My mouth tastes like metal.
“They’d reset the simulation and do it again. And again. And again. Until you stopped making the choice they didn’t want you to make.”
Silence.
Thick.
Electric.
“I was twelve the first time they put me in a restraint harness and forced me to watch myself kill a man in a simulation over and over until I stopped throwing up,” I say. “They told me it was for my own good. That empathy was a bug they were fixing.”
My voice never shakes.
I don’t let it.
Kimberly’s hands do.
They tremble visibly in her lap.
“That’s not destiny,” she says quietly. “That’s systemic cruelty.”

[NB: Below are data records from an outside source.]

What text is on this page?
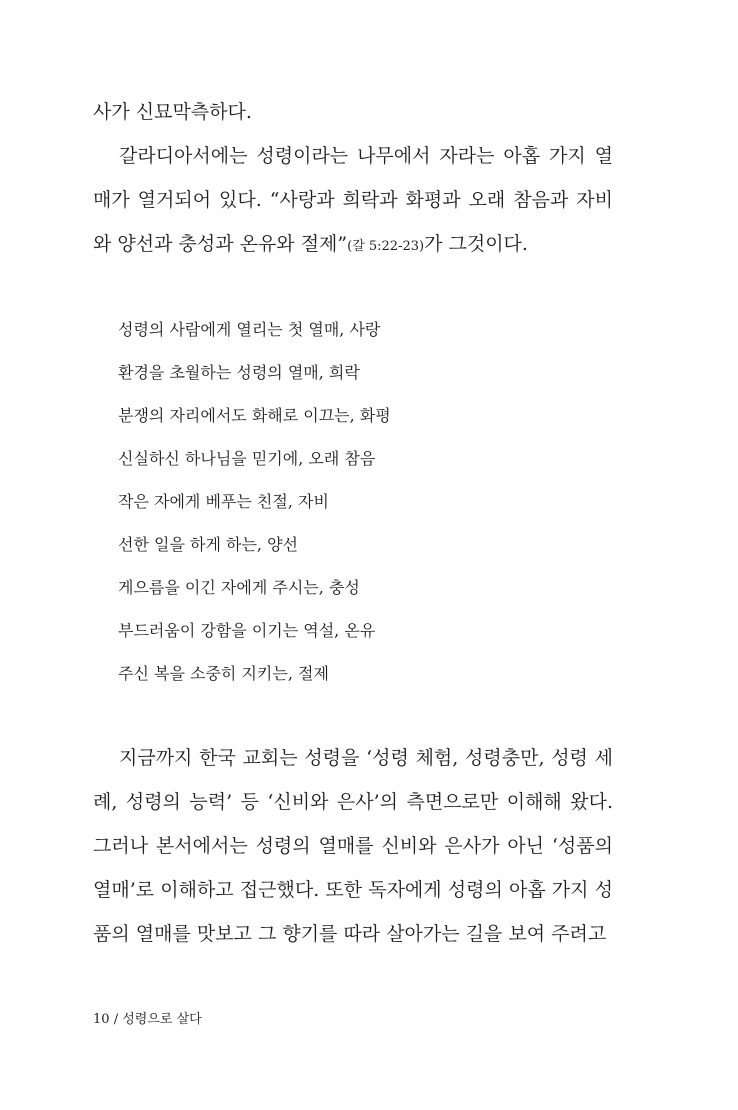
사가 신묘막측하다.

갈라디아서에는 성령이라는 나무에서 자라는 아홉 가지 열매가 열거되어 있다. “사랑과 희락과 화평과 오래 참음과 자비와 양선과 충성과 온유와 절제”(갈 5:22-23)가 그것이다.

성령의 사람에게 열리는 첫 열매, 사랑
환경을 초월하는 성령의 열매, 희락
분쟁의 자리에서도 화해로 이끄는, 화평
신실하신 하나님을 믿기에, 오래 참음
작은 자에게 베푸는 친절, 자비
선한 일을 하게 하는, 양선
게으름을 이긴 자에게 주시는, 충성
부드러움이 강함을 이기는 역설, 온유
주신 복을 소중히 지키는, 절제

지금까지 한국 교회는 성령을 ‘성령 체험, 성령충만, 성령 세례, 성령의 능력’ 등 ‘신비와 은사’의 측면으로만 이해해 왔다. 그러나 본서에서는 성령의 열매를 신비와 은사가 아닌 ‘성품의 열매’로 이해하고 접근했다. 또한 독자에게 성령의 아홉 가지 성품의 열매를 맛보고 그 향기를 따라 살아가는 길을 보여 주려고

10 / 성령으로 살다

The word lands inside my chest like a fracture line opening up.
Systemic cruelty.
Not necessary evil.
Not unfortunate side effect.
Not tragic inevitability.
Cruelty.
Something in me gives way.
Not loudly.
Not dramatically.
Just a quiet, internal collapse of a structure I didn’t realize I was still leaning on.
I swallow hard.
Her eyes meet mine.
“You’re not broken,” she adds, her voice rough. “You were tortured into being useful.”
My breath stutters.
Just once.
Her fear fades in real time.
Not all at once.
Not magically.
But I can see it happening behind her eyes, the way her gaze changes from wary to focused, from braced-for-violence to braced-for-truth.
It terrifies me more than her screaming ever did.
“Get some rest,” I say hoarsely. “We’ll continue tomorrow.”
She nods.
“Okay.”
I stand and turn away before she can say anything else that cracks something open in me I do not have time to deal with.
Behind my ribs, the jalshagar hums low and warm instead of sharp and feral.
For the first time in my life, restraint does not feel like a prison.
It feels like a choice I might be able to keep making.